Washington Irving probably best known as the author of The Legend of Sleepy Hallow and Rip Van Winkle. He was a part of the romantic movement and when after years of traveling and writing he decided to buy a house he bought the land and two room cottage that is now Sunnyside. He took great care in not only expanding the little house but in also reworking the land to create a more ideal out door space that fit with his romantic notions of the ideal pastoral environment. This included adding a large pond, altering the course of a stream to wind more adding waterfalls and rocks to make it noisier so that it could be heard bubbling from the road and house. He enlarged a hill so that it obscured the house to create a better "revel" when you were coming down the road and planted honeysuckle and wild rosed in the woods so that they smell of the flowers would be stronger.

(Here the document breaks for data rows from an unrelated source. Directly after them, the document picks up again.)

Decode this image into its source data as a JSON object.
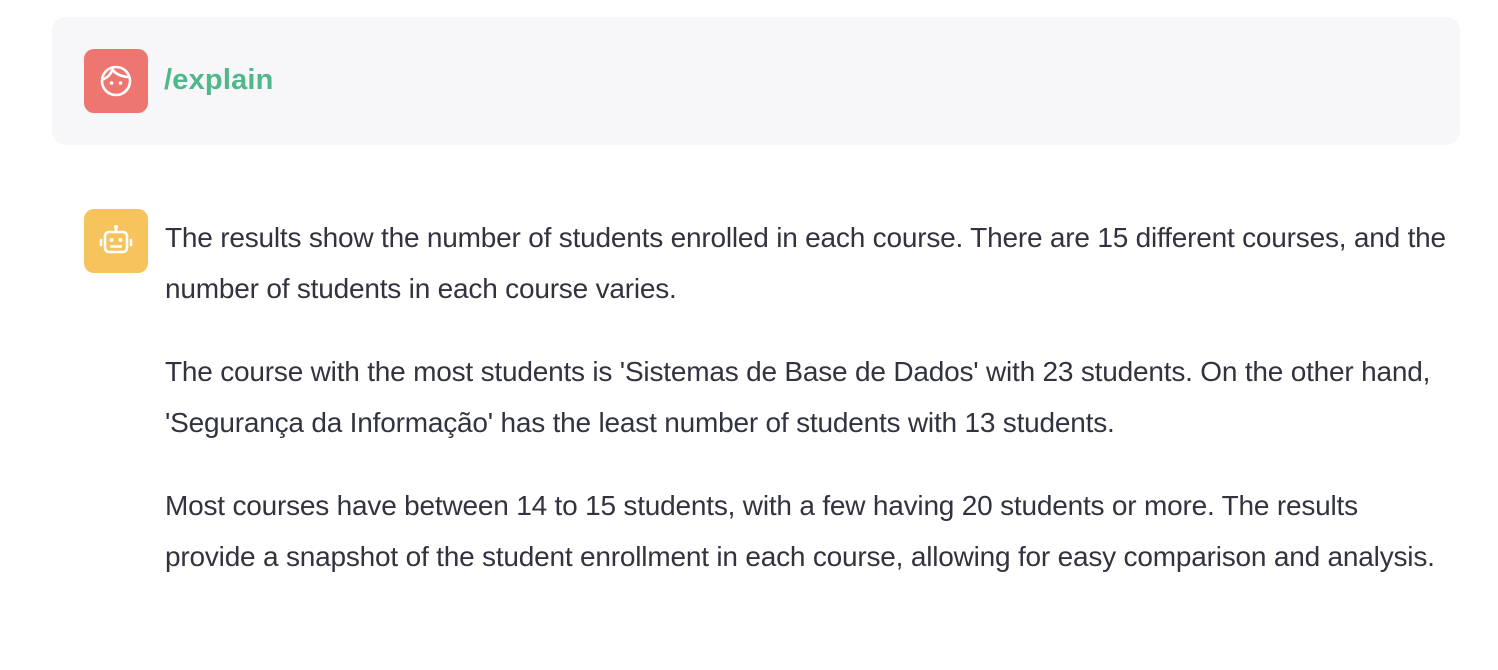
{
  "colors": {
    "user_avatar_bg": "#ee7670",
    "bot_avatar_bg": "#f7c35c",
    "command_text": "#4fb88b",
    "body_text": "#31333f",
    "user_bubble_bg": "#f7f7f9"
  },
  "user_message": {
    "avatar_icon": "face-icon",
    "text": "/explain"
  },
  "assistant_message": {
    "avatar_icon": "robot-icon",
    "paragraphs": [
      "The results show the number of students enrolled in each course. There are 15 different courses, and the number of students in each course varies.",
      "The course with the most students is 'Sistemas de Base de Dados' with 23 students. On the other hand, 'Segurança da Informação' has the least number of students with 13 students.",
      "Most courses have between 14 to 15 students, with a few having 20 students or more. The results provide a snapshot of the student enrollment in each course, allowing for easy comparison and analysis."
    ]
  }
}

As you came down the drive you would pass through this gate and just around the other side of that walled in hill you would see the house and the Hudson River. You can sort of see it in the picture below but in the 20-30 yards between the house and the river a rail road was put in. This of course did not really please Irving as it drastically altered the pastoral environment he had carefully crafted for his home, but as he was more involved with the government later in life he grew to appreciate that he could get on the train in Washington DC after breakfast and be home in New York before dinner.
The font of the house is covered in vines (which our otherwise delightful tour guide, though he called himself a historical interpreter insisted on calling ivy though only one of the vines was actually an ivy.) Irving had wisteria, English ivy and English trumpet flowers. All of which were gifts and are the original plants still growing.
Just as at Kykuit we could not take photos inside the house so all of my pictures are of the grounds and exterior. The rooms inside the house are well preserved and have had just as much attention given to them as the exterior. Irving was mindful of light and including the outdoors in, so he added skylights and doors that would allow the light from one skylight to illuminate multiple rooms. The Kitchen and the washroom had hot running water but there were no bath rooms. Most of the Mess of the house was done in a gravel court yard of the kitchen that was surrounded by a tall fence to keep it separate from the rest of life as well as hidden from the passing train.